Située à seulement 70 kilomètres de Bangui, la ville de Damara dans l’Ombella M’poko fait face à un sérieux problème de personnel de santé. « La santé avant tout », cette diction est bien menteuse en Centrafrique et en particulier dans la sous-préfecture de Damara

L’hôpital secondaire de Damara dispose seulement de trois (03) personnels qualifiés à savoir : un médecin chef, un infirmier et une sage-femme. Cette situation rend compliquer l’accès aux soins de santé.

« Nous avons le maximum des services au niveau de l’hôpital secondaire de Damara. Malheureuses, il y a un manque réel de personnel qualifié. Nous travaillons seulement avec des personnels d’appui ; c’est déplorable pour une localité qui est située à 70 kilomètres de la capitale », a regretté Marcelin Kpidou-Line médecin chef de l’hôpital secondaire de Damara.

En outre, la population ne bénéficie pas de la gratuité de certains services médicaux qu’avait lancés le président de la République Faustin Archange Touadera. Le médecin chef Marcelin Kpidou-Line justifie cette situation : « C’est dommage, nous  ne respectons pas le programme de la gratuité des certains services des soins médicaux ici à Damara. Je vous disais que nous travaillons seulement avec les personnels d’appui. Pour ce faire, nous sommes obligés de procéder au recouvrement de fonds afin de nous permettre de payer ces gens qui travaillent comme des bénévoles ».

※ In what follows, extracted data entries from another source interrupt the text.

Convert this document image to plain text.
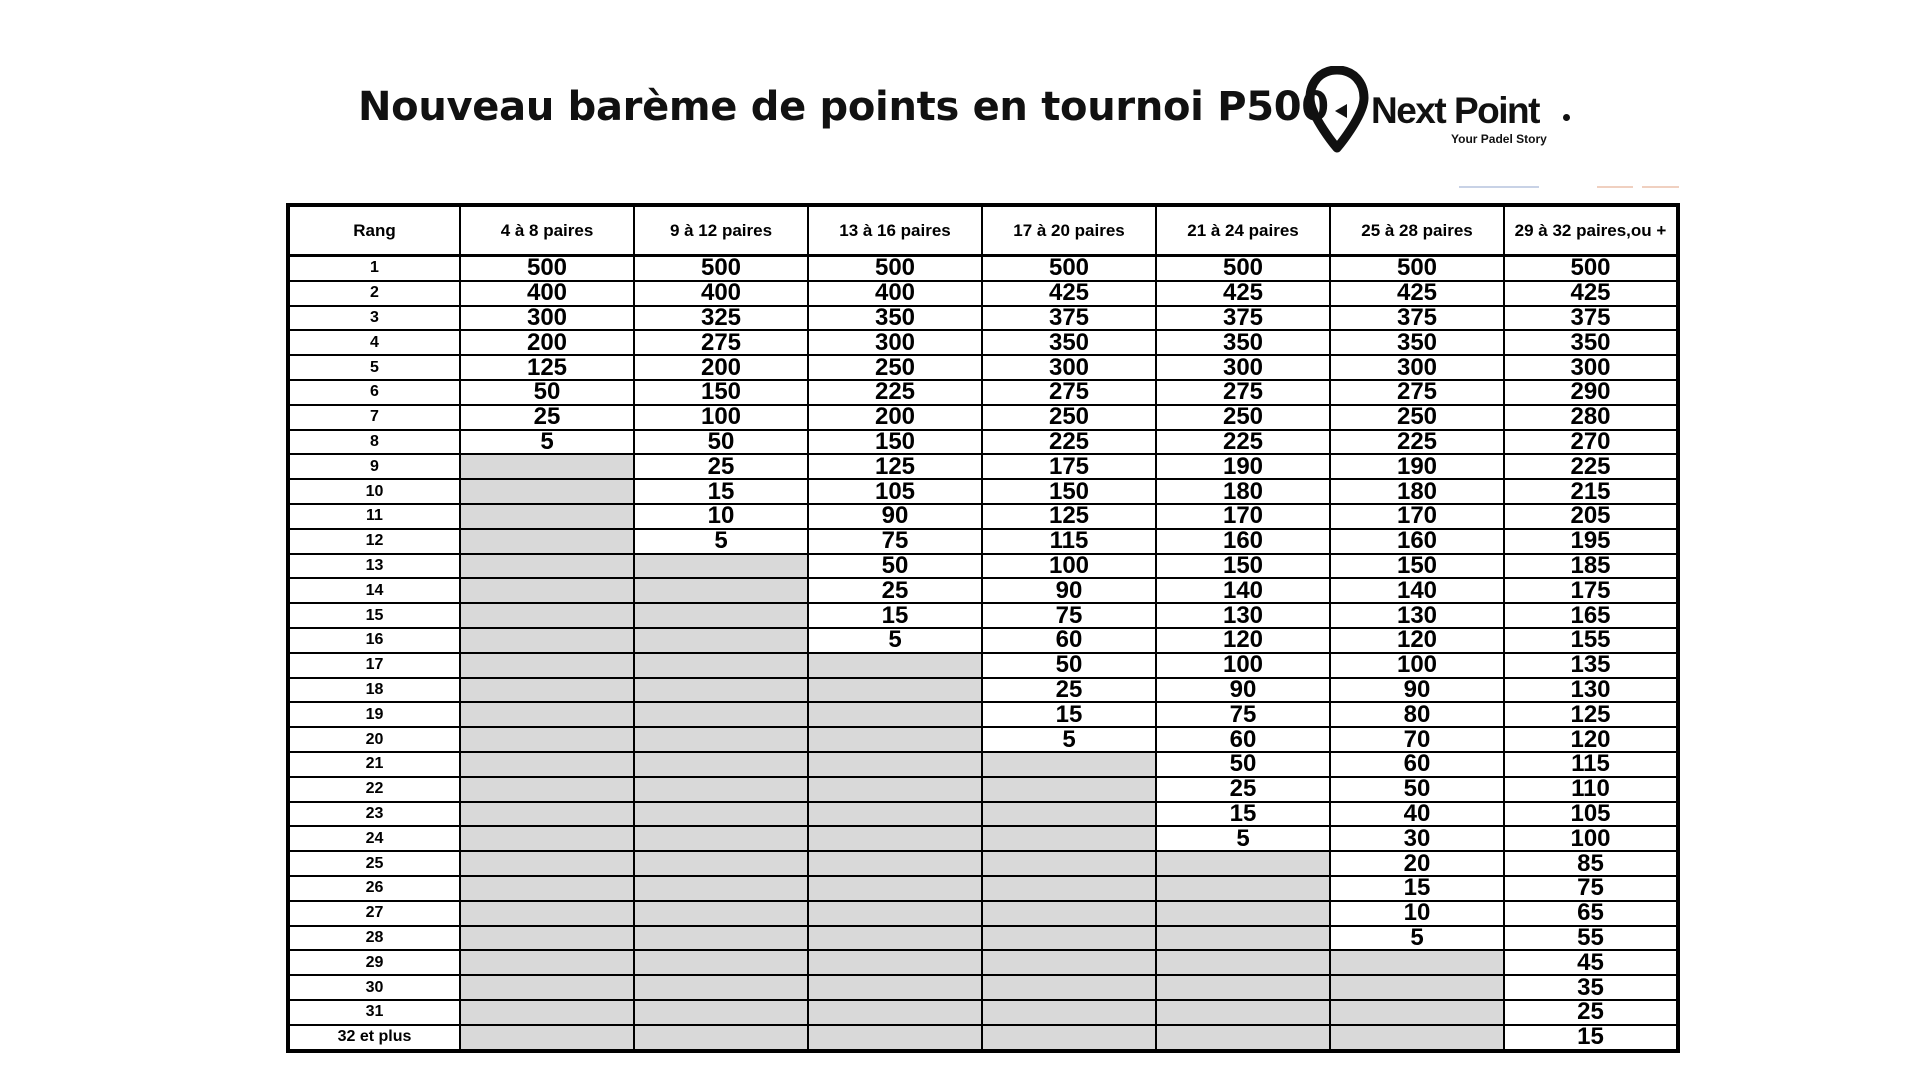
Nouveau barème de points en tournoi P500 Next Point
Your Padel Story
Rang	4 à 8 paires	9 à 12 paires	13 à 16 paires	17 à 20 paires	21 à 24 paires	25 à 28 paires	29 à 32 paires,ou +
1	500	500	500	500	500	500	500
2	400	400	400	425	425	425	425
3	300	325	350	375	375	375	375
4	200	275	300	350	350	350	350
5	125	200	250	300	300	300	300
6	50	150	225	275	275	275	290
7	25	100	200	250	250	250	280
8	5	50	150	225	225	225	270
9		25	125	175	190	190	225
10		15	105	150	180	180	215
11		10	90	125	170	170	205
12		5	75	115	160	160	195
13			50	100	150	150	185
14			25	90	140	140	175
15			15	75	130	130	165
16			5	60	120	120	155
17				50	100	100	135
18				25	90	90	130
19				15	75	80	125
20				5	60	70	120
21					50	60	115
22					25	50	110
23					15	40	105
24					5	30	100
25						20	85
26						15	75
27						10	65
28						5	55
29							45
30							35
31							25
32 et plus							15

Si cet hôpital ne dispose pas assez de personnels qualifiés, il en est de même pour les outils de travail. Dans nos échanges avec le médecin chef, il a affirmé que le centre hospitalier dont il a la charge fait face aussi à un manque des certains appareils leur permettant de mettre leur compétence au service de la population.

A cela, il faut ajouter un réel problème d’eau potable. Il est difficile de trouver des forages ou des points d’eau bien traités dans la ville de Damara. La population dispose des quelques points d’eau potable grâce au Comité International de la Croix Rouge (CICR) qui a réhabilité certains forages qui étaient hors usages.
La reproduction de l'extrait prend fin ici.